Çocuklarda kardeş çatışması

Kardeşlerin kavga etmesi oldukça doğaldır. Kavga, normal çocuk gelişiminin bir parçasıdır. Çocuklar çatışmaları, ideal olarak şiddet içermeyen ve çözüm odaklı bir şekilde çözmeyi öğrenirler. Bunu evde kardeşleriyle ve daha sonra anaokulunda öğrenirler. Ebeveynler de her küçük anlaşmazlıkta arabuluculuk yapmak zorunda değillerdir ve çocuklar ne kadar küçükse, bu tür çatışma durumları o kadar kısa olmalıdır. İşte çocukları kavga eden ebeveynlerin izlemesi gereken tutumlar…

Kardeşler arasındaki çekişmeler çok sinir bozucu olabilir. Oyuncağı önce kim oynamalı? Kim daha iyi veya daha güzel bir şey yapabilir? Oyunu kim seçebilir? Bir hikayeyi ilk kim okur?.. Her yaşta farklı ihtiyaçlar ve dolayısıyla başka konular ön plandadır. Kardeşler arasındaki çatışmalar genellikle arkadaşlar ve diğer oyun arkadaşları arasındaki çatışmalardan daha duygusaldır. Bunun nedeni, yalnızca alan ve eşyaları değil, aynı zamanda ebeveyn ilgisini de paylaşmaları gerektiğidir.
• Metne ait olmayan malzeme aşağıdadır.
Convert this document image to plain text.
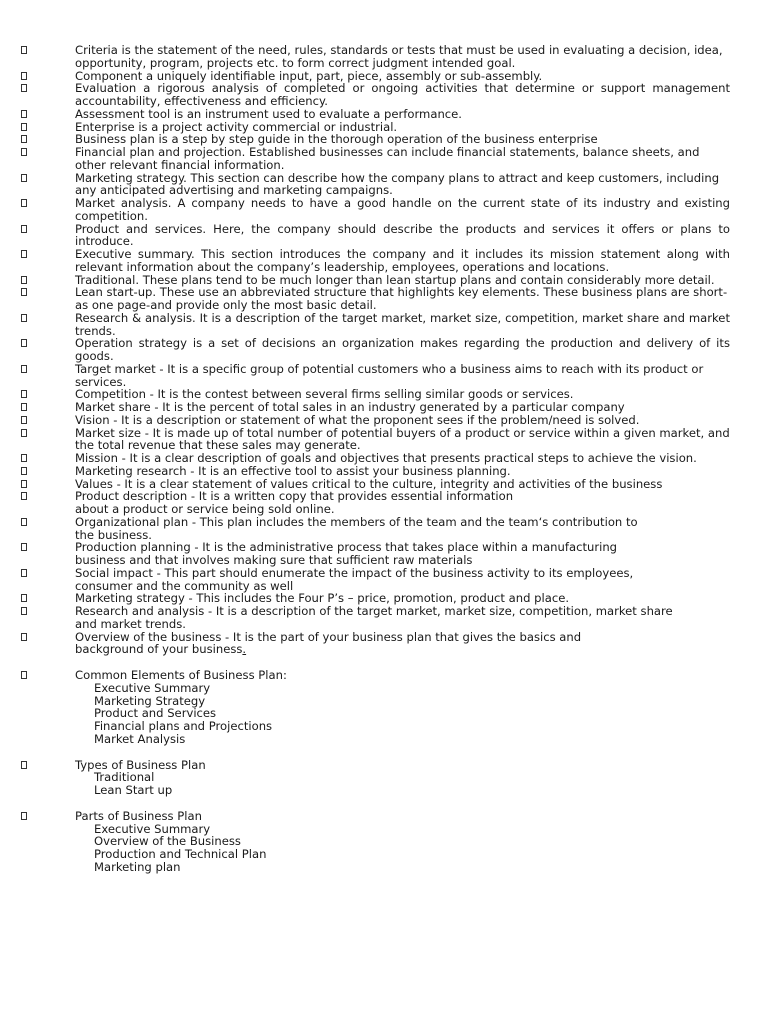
Criteria is the statement of the need, rules, standards or tests that must be used in evaluating a decision, idea, opportunity, program, projects etc. to form correct judgment intended goal.
Component a uniquely identifiable input, part, piece, assembly or sub-assembly.
Evaluation a rigorous analysis of completed or ongoing activities that determine or support management accountability, effectiveness and efficiency.
Assessment tool is an instrument used to evaluate a performance.
Enterprise is a project activity commercial or industrial.
Business plan is a step by step guide in the thorough operation of the business enterprise
Financial plan and projection. Established businesses can include financial statements, balance sheets, and other relevant financial information.
Marketing strategy. This section can describe how the company plans to attract and keep customers, including any anticipated advertising and marketing campaigns.
Market analysis. A company needs to have a good handle on the current state of its industry and existing competition.
Product and services. Here, the company should describe the products and services it offers or plans to introduce.
Executive summary. This section introduces the company and it includes its mission statement along with relevant information about the company’s leadership, employees, operations and locations.
Traditional. These plans tend to be much longer than lean startup plans and contain considerably more detail.
Lean start-up. These use an abbreviated structure that highlights key elements. These business plans are short-as one page-and provide only the most basic detail.
Research & analysis. It is a description of the target market, market size, competition, market share and market trends.
Operation strategy is a set of decisions an organization makes regarding the production and delivery of its goods.
Target market - It is a specific group of potential customers who a business aims to reach with its product or services.
Competition - It is the contest between several firms selling similar goods or services.
Market share - It is the percent of total sales in an industry generated by a particular company
Vision - It is a description or statement of what the proponent sees if the problem/need is solved.
Market size - It is made up of total number of potential buyers of a product or service within a given market, and the total revenue that these sales may generate.
Mission - It is a clear description of goals and objectives that presents practical steps to achieve the vision.
Marketing research - It is an effective tool to assist your business planning.
Values - It is a clear statement of values critical to the culture, integrity and activities of the business
Product description - It is a written copy that provides essential information about a product or service being sold online.
Organizational plan - This plan includes the members of the team and the team‘s contribution to the business.
Production planning - It is the administrative process that takes place within a manufacturing business and that involves making sure that sufficient raw materials
Social impact - This part should enumerate the impact of the business activity to its employees, consumer and the community as well
Marketing strategy - This includes the Four P’s – price, promotion, product and place.
Research and analysis - It is a description of the target market, market size, competition, market share and market trends.
Overview of the business - It is the part of your business plan that gives the basics and background of your business.
Common Elements of Business Plan:
Executive Summary
Marketing Strategy
Product and Services
Financial plans and Projections
Market Analysis
Types of Business Plan
Traditional
Lean Start up
Parts of Business Plan
Executive Summary
Overview of the Business
Production and Technical Plan
Marketing plan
Her şeyden önce, ebeveynlerin kardeşler arasındaki ilişkilerde büyük etkisi vardır. Burada olumlu veya olumsuz bir dinamiğin gelişip gelişmediğini etkileyebilirler. Ebeveynlerin birbirleriyle nasıl kavga ettikleri çocukları etkiler. Bu nedenle yapılacak ilk şey, kendi çatışma davranışınız üzerine düşünmektir. Bir çatışmada nasıl tepki verirsiniz? Çatışmayı çözmek için nasıl bir yol izlersiniz?

Ayrıca her çocuğa, bölünmemiş bir ilgi görecekleri özel anne ve baba zamanları sunmak mantıklıdır. Çünkü kardeşler bu ilgi için yarışırlar.

Çocuklar arasındaki karşılaştırmalar genellikle otomatik olarak yapılsa bile, dikkatle ele alınmalıdır.

Çatışma durumlarında bir şey özellikle önemlidir: Anlamak. Öfke, kızgınlık, haksızlığa uğramış hissetmek ve üzgün olmak; tüm bunlar haklı ve ifade edilebilir duygulardır. Çocuğa, onu sevmeye ve duygularında desteklemeye devam edeceğinize dair işaret vermek de önemlidir.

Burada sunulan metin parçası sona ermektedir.